Non a caso negli ultimi anni abbiamo tenuto concerti nei più svariati contesti musicali: da quelli estremamente classici, come il Maggio Musicale Fiorentino o I Concerti del Quirinale (Radio3), a quelli etnici come Folkest (Friuli) o Lithos (Sicilia), da quelli multiculturali come Roma incontra il Mondo (Villa Ada-Roma), a quello blues per eccellenza in Italia, ovvero il Liri Blues (Isola del Liri-Frosinone). E proprio quest'ultimo forse rappresenta a pieno la nostra voglia di sperimentare. Infatti durante l'edizione 2007, davanti a circa 3500 spettatori, abbiamo presentato, con la complicità dei Blue Stuff (gruppo storico del blues napoletano), "Omaggio a New Orleans", un disco in cui ci siamo cimentati nella rielaborazione di classici della Louisiana. Nel progetto abbiamo toccato generi come gospel, rhythm and blues, pop, cajun o country, adeguando il nostro insieme alle necessità che i brani richiedevano; ad esempio abbiamo scritto arrangiamenti per organetti che richiamassero il suono tipico di una sezioni fiati o in altri casi di archi.

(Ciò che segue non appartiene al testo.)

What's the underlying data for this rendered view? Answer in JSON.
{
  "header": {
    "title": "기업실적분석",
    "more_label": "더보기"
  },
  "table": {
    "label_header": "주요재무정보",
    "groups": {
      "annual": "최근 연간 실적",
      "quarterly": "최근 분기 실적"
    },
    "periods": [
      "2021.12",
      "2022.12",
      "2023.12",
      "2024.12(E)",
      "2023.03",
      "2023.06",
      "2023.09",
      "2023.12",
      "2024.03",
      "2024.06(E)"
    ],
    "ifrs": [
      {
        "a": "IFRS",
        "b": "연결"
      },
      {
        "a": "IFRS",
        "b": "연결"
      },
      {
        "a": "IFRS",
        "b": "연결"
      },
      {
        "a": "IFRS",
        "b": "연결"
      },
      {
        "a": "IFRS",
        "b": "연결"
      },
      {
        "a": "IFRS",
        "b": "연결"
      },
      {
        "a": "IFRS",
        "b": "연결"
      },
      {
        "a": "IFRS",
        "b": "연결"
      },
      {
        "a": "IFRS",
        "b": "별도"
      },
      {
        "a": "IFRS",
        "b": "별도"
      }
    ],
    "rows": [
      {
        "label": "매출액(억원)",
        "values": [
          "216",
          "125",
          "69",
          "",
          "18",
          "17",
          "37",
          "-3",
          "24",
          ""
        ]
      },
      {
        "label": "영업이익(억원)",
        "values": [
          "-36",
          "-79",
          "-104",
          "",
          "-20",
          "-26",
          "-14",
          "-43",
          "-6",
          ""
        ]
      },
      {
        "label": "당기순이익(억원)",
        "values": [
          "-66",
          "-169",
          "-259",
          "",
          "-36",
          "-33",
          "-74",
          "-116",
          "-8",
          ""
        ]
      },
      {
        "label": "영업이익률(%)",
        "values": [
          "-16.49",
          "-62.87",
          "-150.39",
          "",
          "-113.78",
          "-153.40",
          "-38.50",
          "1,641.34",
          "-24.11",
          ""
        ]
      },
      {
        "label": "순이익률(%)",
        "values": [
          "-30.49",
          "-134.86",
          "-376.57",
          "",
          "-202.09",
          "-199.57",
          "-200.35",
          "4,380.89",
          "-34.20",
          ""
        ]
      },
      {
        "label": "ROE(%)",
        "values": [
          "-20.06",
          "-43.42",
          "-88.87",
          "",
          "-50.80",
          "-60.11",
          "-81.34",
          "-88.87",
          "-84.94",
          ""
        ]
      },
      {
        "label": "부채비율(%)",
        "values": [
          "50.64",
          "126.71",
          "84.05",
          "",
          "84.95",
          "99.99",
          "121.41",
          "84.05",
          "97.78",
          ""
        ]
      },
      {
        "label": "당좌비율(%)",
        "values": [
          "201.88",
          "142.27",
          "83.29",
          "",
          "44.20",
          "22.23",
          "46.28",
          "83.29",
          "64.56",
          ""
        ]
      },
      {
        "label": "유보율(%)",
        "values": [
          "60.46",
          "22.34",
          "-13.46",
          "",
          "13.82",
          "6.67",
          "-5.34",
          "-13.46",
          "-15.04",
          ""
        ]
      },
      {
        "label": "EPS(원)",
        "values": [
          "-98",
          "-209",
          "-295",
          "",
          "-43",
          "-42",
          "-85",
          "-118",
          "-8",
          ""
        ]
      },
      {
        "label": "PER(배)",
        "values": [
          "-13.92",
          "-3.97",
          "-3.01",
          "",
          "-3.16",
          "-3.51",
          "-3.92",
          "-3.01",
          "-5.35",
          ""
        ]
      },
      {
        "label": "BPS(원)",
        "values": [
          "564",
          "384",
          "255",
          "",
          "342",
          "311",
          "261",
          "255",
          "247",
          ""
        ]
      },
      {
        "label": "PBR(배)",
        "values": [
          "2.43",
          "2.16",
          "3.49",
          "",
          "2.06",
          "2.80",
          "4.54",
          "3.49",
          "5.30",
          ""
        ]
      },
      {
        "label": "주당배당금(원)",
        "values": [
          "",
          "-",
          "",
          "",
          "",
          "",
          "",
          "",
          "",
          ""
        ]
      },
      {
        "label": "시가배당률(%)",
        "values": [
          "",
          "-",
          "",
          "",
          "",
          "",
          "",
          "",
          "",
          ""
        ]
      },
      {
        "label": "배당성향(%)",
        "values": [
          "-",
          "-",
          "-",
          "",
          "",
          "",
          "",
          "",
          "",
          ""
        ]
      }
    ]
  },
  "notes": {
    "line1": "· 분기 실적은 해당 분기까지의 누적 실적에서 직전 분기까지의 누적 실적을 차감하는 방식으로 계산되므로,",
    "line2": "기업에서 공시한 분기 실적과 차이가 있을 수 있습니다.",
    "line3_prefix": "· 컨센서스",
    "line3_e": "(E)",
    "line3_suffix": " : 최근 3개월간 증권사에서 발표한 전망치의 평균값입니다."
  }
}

Un altro aspetto che si percepisce con una certa chiarezza nel cd è la vocazione live della vostra musica. Come si modificano le vostre performances su un palcoscenico, di fronte al pubblico?

Un elemento con cui sicuramente cerchiamo di caratterizzare il concerto live è la forte di presenza di teatralità. Questo grazie ad esperienze professionali importanti per la POLV: uno su tutti l'incontro con Eugenio Barba, in Danimarca. Con lui abbiamo lavorato 15 giorni, entrando nel suo teatro, nelle sue visioni, nel suo fare arte dovunque. Inoltre, Antonella Costanzo ha avuto modo di collaborare con Nicola Piovani e Vincenzo Cerami in "Canti di Scena" e "Signor Novecento", come cantante-attrice, e sicuramente ha influenzato il gruppo verso questa visione del concerto.

Insomma quella che cerchiamo di proporre è una sorta di "musica scenica", uno spettacolo che deve essere sia ascoltato, che osservato.. Nel disco, così come facciamo dal vivo, abbiamo cercato di ricreare una sorta di suite, di viaggio, di percorso con un principio ed una fine… perciò diamo un consiglio a chi vorrà ascoltare il nostro "Arovà": cercate, se potete, di ascoltarlo tutto di seguito dalla traccia 1 alla 12!

Un'ultima domanda: da un lato la globalizzazione e dall'altro la ricerca della propria cultura locale e delle proprie tradizioni. Come possono conciliarsi queste due tendenze che a prima vista potrebbero apparire inconciliabili?

Trovare un sintesi tra questi due "mondi" apparentemente lontani, secondo noi, è la chiave per portare la propria cultura avanti nel tempo. Come già detto prima, siamo un po' restii alla riproposizione di classici della tradizione, senza nessun tipo di rielaborazione. La tradizione si rinnova ogni qual volta subisce una trasformazione o una contaminazione con qualcosa di "esterno". Non dobbiamo sempre dire che la globalizzazione è un male. Nella musica, per esempio, non è sempre così. La possibilità di assorbire nuovi stili o sonorità, ed inserirli nella propria "ricetta musicale", è un modo per conciliarli. Importante che nessuno prevalga sull'altro. Nel momento in cui la globalizzazione prevale, si corre il serio rischio di cadere nelle "grinfie redditizie" del commercio, e di dover dimenticare chi sei e da dove vieni... Per questo siamo molto contenti che "Arovà" sia distribuito in tutta Italia da il manifesto cd, un'importante etichetta indipendente, che ha sempre messo al centro delle proprie pubblicazioni discografiche la qualità artistica e socia-culturale del prodotto, piuttosto che la sola commerciabilità.